Microbially induced reduction of Uranium in contaminated mine water for bioremediation purposes: A multidisciplinary approach study

The legacy of the former uranium (U) mining in Saxony and Thuringia (Germany) still shows uranium concentrations, e.g., in the mine water of some mines. The present study describes the biostimulation of the native U reducing microbial community in a U contaminated mine water as an efficient and eco-friendly strategy for in situ bioremediation to prospectively support or outperform chemical water treatments.

The microbial community was characterized by 16S and ITS1 rRNA gene analyses, showing a relative abundance of native microbial groups with the ability to alter the speciation and redox state of soluble U (e.g., _{Desulfovibrio}, Gallionella, Penicillium and Aspergillus). Additionally, Inductively Coupled Plasma-Mass spectrometry (ICP-MS) and Ionic Chromatography (IC) were used to determine geochemical profile of the mine water, exhibiting a notable concentration of U (1.01mg/L), SO₄ ^2- (335mg/L), Fe (0.99mg/L) and Mn (1.44mg/L). Cryo-Time-Resolved Laser Fluorescence spectroscopy (cryo-TRLFS) and Parallel Factor Analysis (PARAFAC) determined the aqueous species Ca₂UO₂(CO₃)₃ ^4- as the main U species in mine water. A set of anerobic microcosms, supplemented with glycerol (10mM) as electron donor to stimulate U reducing bacteria, were designed as basis of an in situ bioremediation strategy for uranium contaminated waters. A thermodynamic Eh-pH dominance diagram calculated using Geochemist's Workbench predicted the reduction of U(VI) and the formation of the solid U-ore (uraninite). At the end of the experiment, ICP-MS and Ion-Chromatography analysis from the microcosms revealed a decrease of U (≈98%), Fe (≈91%) and SO₄ ^2- (≈88%). Furthermore, the black precipitate formed at the bottom of the microcosm was analyzed by High Energy Resolution Fluorescence Detected Near-edge X-ray absorption fine structure (HERFD-XANES) and Extended X-ray absorption fine structure (EXAFS) identifying mainly U(IV) (≈80%) and U(V) (≈20%).

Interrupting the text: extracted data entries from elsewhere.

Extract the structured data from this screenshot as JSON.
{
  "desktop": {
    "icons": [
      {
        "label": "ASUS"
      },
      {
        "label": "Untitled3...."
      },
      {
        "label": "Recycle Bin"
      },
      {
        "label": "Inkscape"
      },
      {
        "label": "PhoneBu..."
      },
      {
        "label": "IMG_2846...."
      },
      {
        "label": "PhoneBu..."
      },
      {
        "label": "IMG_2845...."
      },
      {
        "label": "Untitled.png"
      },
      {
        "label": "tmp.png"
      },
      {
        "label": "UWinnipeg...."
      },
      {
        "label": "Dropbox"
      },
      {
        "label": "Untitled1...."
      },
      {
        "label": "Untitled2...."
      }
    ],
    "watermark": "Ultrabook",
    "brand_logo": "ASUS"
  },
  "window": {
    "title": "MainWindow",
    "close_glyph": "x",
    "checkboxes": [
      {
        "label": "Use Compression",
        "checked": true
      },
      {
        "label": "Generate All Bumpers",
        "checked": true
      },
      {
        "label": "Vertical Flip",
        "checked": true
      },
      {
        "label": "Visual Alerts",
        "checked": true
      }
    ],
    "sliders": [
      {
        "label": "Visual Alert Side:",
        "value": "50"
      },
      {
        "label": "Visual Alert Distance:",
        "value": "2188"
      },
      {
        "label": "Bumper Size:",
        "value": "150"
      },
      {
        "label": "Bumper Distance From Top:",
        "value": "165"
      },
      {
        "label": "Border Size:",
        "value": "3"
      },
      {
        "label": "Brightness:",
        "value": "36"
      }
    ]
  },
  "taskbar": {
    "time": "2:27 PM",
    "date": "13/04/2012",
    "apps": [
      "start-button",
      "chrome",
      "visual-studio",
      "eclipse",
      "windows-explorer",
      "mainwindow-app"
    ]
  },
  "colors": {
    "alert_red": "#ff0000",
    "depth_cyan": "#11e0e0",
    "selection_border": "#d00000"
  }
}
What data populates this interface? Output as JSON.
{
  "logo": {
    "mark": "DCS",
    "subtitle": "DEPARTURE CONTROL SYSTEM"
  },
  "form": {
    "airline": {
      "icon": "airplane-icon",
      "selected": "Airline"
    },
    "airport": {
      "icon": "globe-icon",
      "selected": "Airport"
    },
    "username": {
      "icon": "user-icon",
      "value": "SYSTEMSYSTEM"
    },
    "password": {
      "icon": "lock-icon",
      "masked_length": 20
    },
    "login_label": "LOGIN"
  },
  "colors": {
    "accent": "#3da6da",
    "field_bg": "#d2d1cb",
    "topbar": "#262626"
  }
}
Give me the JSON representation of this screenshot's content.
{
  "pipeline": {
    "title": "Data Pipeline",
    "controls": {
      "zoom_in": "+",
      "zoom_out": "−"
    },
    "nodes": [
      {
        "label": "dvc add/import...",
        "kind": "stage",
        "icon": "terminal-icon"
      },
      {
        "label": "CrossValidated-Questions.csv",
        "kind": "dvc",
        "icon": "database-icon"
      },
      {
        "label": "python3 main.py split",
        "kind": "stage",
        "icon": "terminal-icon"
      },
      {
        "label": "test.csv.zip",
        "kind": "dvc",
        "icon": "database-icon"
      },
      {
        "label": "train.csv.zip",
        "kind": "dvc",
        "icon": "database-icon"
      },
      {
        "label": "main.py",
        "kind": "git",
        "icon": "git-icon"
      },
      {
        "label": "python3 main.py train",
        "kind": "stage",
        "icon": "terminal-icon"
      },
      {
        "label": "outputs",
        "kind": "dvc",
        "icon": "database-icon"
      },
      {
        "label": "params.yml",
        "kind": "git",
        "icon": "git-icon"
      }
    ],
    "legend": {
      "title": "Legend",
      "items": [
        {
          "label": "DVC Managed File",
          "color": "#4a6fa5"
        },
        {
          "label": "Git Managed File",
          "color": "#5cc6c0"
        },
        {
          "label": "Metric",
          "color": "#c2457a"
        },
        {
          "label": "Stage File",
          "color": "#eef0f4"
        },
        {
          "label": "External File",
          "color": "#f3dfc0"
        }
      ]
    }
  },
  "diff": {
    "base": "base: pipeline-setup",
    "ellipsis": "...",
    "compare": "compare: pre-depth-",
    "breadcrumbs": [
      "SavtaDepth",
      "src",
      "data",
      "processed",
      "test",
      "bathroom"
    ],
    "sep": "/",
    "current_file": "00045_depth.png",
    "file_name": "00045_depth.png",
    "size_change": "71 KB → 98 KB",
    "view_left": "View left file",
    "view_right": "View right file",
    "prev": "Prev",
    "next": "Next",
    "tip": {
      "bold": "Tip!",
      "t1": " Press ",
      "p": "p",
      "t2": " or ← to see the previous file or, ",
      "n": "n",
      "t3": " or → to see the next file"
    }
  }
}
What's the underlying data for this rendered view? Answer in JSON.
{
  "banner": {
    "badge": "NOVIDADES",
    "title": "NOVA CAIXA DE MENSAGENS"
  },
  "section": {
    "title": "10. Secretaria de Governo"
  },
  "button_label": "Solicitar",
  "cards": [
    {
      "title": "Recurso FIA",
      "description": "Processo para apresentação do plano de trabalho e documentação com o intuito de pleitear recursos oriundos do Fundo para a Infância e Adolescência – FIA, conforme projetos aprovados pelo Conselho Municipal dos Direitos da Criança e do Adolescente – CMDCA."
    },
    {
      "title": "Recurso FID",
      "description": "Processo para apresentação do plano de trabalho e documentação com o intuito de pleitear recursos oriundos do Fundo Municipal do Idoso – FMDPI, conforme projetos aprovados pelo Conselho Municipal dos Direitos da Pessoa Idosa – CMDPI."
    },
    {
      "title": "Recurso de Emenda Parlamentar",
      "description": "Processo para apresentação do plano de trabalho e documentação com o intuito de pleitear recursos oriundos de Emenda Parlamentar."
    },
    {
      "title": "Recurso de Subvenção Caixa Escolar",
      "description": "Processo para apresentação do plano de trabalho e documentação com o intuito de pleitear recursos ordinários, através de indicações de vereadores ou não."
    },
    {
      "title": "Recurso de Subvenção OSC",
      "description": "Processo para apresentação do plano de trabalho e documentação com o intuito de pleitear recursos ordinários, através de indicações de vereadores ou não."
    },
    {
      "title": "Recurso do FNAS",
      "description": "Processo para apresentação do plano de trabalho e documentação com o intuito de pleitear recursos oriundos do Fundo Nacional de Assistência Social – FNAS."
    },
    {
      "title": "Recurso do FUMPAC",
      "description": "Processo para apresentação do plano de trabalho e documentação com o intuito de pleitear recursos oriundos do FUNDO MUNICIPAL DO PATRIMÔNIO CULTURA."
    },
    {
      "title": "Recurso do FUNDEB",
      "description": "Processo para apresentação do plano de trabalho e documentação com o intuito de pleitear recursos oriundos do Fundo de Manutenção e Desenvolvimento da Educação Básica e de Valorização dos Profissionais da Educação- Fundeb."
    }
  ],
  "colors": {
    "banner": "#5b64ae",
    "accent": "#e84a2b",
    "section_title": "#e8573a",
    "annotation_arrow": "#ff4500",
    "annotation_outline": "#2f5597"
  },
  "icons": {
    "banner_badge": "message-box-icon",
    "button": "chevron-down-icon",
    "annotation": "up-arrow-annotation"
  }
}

The results obtained revealed that microbial cycling processes have a significant impact on the complete enzymatic reduction of soluble U(VI) to U(IV) and U(V) by the addition of an electron donor in low U concentration contaminated mine water. Therefore, this methodology could be an efficient bioremediation approach for the management of U contaminated mine water, as well as low U contaminated mine water scenarios, through the biostimulation of its indigenous microbial community.